Start Looking for a Better Job
Although this is the most obvious point, I purposely didn’t start with it. Because you should try some of these other suggestions (if you haven’t already) before you leave a job you hate.
At the very least, I hope you take the time to think about the first 2 points: what do you like about the job and what do you hate about it? You want to know the answers to these questions before you start putting yourself out there again, so that you don’t end up in yet another job that you hate.
Of course, finding a new job takes time. Sometimes a lot of time. So yes – start looking as soon as you start having more bad days than good ones.
Better yet, never stop looking. Even if you are happy with your job.
Keeping an eye on the industry takes only a few minutes of your time. It’s a great way to stay up to date with what skills and qualifications employers in your field are looking for. And to make sure you’re being paid fairly.

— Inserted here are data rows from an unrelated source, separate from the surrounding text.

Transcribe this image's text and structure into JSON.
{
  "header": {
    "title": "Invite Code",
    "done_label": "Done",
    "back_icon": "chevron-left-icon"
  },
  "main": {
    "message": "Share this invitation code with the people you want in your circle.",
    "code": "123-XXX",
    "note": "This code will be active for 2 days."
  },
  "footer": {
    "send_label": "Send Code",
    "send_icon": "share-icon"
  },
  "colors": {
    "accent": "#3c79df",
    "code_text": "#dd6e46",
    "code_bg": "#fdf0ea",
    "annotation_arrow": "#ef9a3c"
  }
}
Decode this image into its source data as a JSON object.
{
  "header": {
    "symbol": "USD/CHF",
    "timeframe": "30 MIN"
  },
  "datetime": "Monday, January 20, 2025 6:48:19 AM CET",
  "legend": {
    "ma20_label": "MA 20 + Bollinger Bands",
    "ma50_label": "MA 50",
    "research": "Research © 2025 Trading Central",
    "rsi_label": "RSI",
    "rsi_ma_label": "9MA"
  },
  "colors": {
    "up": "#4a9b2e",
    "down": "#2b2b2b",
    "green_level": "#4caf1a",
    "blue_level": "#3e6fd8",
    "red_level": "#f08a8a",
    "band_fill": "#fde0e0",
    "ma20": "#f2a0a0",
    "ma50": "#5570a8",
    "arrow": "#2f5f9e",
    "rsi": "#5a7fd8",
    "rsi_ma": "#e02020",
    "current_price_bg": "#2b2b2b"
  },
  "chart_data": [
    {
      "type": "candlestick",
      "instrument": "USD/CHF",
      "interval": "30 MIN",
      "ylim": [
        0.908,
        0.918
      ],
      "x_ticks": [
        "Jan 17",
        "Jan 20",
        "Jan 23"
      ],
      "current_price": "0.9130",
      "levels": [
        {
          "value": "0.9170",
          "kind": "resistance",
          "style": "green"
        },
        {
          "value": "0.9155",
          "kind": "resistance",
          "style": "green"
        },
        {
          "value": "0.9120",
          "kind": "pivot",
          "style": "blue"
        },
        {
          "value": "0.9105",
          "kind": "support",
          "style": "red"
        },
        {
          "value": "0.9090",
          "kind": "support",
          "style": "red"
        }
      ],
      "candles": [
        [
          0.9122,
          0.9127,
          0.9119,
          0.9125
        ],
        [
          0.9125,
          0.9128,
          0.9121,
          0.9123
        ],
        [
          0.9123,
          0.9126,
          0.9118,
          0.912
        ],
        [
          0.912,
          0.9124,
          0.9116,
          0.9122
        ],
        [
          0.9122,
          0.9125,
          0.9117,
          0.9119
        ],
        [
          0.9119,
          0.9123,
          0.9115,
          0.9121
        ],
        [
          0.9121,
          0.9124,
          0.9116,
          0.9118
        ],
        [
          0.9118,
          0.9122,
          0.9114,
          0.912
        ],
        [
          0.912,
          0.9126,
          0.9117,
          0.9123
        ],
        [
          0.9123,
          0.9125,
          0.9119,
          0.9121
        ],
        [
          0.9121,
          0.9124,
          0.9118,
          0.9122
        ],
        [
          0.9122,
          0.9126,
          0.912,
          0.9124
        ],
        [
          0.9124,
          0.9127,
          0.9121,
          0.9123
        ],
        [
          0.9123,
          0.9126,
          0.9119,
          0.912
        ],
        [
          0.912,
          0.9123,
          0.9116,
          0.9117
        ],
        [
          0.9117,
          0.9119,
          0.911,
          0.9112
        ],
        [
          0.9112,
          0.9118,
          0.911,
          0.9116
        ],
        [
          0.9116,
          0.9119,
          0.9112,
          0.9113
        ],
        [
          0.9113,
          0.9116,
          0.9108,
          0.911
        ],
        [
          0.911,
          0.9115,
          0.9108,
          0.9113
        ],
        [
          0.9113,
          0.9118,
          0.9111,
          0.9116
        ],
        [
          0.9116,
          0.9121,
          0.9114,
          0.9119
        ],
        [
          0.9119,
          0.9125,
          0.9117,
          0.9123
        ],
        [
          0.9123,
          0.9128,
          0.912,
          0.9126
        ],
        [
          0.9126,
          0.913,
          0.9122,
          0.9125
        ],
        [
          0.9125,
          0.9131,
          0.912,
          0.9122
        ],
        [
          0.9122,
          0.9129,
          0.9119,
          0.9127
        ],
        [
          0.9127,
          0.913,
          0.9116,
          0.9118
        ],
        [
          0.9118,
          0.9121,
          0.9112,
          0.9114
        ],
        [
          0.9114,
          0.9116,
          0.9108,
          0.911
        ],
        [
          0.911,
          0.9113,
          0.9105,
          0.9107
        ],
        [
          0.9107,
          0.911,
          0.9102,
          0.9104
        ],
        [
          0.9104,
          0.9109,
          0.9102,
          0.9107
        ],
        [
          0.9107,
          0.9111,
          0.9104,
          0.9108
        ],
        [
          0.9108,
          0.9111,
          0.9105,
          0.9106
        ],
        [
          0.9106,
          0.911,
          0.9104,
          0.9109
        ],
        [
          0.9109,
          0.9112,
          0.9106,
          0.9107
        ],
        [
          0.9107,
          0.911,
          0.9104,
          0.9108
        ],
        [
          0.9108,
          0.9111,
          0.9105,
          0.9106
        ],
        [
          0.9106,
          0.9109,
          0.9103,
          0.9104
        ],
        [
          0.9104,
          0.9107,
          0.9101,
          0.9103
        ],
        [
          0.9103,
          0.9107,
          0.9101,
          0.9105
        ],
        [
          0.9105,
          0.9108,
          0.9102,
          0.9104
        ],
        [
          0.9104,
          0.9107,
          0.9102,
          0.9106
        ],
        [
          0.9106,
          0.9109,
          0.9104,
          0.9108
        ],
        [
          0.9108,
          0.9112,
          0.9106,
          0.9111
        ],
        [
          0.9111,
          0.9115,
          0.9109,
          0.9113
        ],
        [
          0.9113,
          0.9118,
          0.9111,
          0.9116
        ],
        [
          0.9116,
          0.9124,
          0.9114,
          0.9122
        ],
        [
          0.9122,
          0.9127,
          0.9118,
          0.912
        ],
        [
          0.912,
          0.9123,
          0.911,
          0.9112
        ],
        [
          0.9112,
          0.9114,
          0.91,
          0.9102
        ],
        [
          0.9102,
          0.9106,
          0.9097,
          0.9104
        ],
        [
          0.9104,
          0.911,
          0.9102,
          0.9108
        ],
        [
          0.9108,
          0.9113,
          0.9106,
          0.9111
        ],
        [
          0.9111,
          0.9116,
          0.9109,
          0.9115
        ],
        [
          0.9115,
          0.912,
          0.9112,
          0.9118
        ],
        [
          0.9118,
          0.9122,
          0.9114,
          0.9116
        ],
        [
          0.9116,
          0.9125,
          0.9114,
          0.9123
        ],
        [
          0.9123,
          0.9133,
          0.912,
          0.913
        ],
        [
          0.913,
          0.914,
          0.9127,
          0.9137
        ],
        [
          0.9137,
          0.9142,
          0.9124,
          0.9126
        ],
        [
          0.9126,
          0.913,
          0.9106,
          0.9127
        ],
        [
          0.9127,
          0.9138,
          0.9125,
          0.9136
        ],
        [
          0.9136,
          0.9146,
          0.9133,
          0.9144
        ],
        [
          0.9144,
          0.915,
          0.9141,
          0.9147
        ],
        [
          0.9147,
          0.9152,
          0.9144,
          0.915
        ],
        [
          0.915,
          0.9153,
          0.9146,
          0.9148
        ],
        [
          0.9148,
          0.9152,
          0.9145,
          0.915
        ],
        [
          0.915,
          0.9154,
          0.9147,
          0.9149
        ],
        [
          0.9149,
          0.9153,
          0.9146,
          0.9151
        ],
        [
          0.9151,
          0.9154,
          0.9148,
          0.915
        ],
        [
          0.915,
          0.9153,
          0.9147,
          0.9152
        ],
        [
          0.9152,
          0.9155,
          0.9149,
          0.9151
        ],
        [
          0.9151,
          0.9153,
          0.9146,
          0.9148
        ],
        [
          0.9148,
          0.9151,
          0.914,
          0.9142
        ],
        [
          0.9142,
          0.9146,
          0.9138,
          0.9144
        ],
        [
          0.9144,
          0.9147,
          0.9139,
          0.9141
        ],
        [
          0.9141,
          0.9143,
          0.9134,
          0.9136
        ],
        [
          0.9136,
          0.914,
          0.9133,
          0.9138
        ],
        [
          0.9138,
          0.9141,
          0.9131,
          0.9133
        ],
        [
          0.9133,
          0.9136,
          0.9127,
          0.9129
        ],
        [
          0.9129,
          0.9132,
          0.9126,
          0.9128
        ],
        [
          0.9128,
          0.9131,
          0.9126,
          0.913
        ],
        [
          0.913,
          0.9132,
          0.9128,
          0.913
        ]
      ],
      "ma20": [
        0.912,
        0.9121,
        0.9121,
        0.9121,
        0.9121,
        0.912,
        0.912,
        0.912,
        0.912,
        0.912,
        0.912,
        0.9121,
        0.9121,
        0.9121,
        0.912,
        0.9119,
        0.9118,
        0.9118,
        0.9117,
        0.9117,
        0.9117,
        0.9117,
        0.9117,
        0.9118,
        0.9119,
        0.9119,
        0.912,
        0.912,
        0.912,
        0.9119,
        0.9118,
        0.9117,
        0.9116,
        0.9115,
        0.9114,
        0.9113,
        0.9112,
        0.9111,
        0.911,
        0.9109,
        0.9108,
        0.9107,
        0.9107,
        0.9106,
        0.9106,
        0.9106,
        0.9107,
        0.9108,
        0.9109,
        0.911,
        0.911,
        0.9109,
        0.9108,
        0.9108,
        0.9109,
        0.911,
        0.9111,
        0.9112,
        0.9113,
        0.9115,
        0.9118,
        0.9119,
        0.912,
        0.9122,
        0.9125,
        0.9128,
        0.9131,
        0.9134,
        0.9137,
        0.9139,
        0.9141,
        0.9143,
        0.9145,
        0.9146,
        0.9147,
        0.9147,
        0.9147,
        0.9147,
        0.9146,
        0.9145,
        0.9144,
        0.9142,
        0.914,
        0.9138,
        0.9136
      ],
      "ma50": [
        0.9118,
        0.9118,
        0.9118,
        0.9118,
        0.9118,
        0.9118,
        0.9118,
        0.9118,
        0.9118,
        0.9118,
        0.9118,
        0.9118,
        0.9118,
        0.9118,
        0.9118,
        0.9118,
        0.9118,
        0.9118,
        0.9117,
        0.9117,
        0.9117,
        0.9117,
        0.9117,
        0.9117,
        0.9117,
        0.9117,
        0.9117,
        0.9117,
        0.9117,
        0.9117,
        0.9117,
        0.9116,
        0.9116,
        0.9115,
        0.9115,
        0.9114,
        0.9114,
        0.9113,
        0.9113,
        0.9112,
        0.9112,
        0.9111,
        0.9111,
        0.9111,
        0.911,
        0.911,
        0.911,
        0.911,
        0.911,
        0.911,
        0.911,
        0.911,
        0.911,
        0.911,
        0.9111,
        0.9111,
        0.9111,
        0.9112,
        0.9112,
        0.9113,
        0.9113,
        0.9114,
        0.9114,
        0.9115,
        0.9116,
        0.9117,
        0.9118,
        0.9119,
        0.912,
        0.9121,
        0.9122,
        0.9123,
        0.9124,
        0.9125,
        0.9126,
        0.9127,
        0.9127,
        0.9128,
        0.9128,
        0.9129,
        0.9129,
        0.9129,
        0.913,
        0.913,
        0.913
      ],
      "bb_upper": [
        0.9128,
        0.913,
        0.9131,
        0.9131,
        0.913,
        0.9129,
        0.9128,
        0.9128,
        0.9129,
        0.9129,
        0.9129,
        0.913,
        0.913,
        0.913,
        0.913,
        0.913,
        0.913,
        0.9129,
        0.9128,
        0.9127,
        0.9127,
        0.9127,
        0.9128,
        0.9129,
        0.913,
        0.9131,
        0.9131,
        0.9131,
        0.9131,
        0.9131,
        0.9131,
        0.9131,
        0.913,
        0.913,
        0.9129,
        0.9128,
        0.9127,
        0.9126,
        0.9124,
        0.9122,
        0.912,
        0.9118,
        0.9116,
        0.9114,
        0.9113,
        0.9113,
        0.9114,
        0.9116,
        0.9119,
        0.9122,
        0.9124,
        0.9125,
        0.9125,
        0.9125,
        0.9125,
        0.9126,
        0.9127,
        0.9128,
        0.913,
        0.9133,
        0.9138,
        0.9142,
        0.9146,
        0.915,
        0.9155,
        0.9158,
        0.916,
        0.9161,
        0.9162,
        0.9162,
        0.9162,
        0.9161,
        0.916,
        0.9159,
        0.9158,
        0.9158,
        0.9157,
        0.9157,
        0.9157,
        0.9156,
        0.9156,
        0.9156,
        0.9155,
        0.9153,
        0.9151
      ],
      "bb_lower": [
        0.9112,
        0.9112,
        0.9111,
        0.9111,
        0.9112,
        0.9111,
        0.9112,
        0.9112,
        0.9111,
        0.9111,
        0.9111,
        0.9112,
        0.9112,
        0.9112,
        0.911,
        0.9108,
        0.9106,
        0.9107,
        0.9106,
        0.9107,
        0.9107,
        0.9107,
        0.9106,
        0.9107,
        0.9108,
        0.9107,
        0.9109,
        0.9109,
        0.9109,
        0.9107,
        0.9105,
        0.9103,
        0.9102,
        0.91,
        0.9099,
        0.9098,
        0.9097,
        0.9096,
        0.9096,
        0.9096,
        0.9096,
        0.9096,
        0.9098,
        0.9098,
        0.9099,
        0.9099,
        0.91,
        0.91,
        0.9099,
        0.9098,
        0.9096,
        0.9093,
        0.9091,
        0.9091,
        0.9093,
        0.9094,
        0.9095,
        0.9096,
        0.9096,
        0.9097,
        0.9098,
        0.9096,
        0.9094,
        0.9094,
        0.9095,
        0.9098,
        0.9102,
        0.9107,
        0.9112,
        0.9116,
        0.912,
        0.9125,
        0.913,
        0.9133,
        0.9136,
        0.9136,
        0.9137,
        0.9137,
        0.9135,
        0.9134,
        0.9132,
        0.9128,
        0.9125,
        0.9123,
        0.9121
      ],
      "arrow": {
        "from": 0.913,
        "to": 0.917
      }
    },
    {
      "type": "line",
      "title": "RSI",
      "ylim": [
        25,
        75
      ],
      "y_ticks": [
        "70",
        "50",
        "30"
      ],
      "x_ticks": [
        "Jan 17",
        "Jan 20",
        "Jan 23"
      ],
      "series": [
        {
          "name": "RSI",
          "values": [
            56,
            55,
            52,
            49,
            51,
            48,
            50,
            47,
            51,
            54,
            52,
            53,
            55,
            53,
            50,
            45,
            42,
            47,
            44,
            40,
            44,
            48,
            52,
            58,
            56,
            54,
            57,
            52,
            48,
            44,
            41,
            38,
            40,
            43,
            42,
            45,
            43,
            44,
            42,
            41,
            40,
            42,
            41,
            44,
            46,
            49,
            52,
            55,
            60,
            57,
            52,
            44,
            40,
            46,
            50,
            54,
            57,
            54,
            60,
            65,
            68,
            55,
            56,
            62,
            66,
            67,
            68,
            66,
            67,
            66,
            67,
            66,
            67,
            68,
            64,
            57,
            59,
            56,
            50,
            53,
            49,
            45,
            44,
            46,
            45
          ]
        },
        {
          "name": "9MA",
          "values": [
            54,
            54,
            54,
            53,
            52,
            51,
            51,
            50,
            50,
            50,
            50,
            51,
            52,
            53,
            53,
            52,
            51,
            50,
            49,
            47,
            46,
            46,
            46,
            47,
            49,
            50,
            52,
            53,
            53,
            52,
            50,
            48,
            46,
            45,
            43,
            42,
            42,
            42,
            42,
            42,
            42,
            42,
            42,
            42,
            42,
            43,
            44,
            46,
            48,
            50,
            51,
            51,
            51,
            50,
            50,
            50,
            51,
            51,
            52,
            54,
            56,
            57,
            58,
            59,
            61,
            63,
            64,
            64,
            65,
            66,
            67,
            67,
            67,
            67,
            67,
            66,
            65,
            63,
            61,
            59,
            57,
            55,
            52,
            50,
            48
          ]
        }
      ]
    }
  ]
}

You also never know when budgets cuts or lay-offs are coming.
So update your resume. Keep it up to date. And start getting it out there.
If you are successful and are offered another job, you have options. You can stay at your current job and try to make it work. Or you can walk away and start somewhere new.
It’s easy to feel stuck when you hate your job. And unfortunately, you may be stuck there for a while. But the good news is you don’t have to be stuck there forever.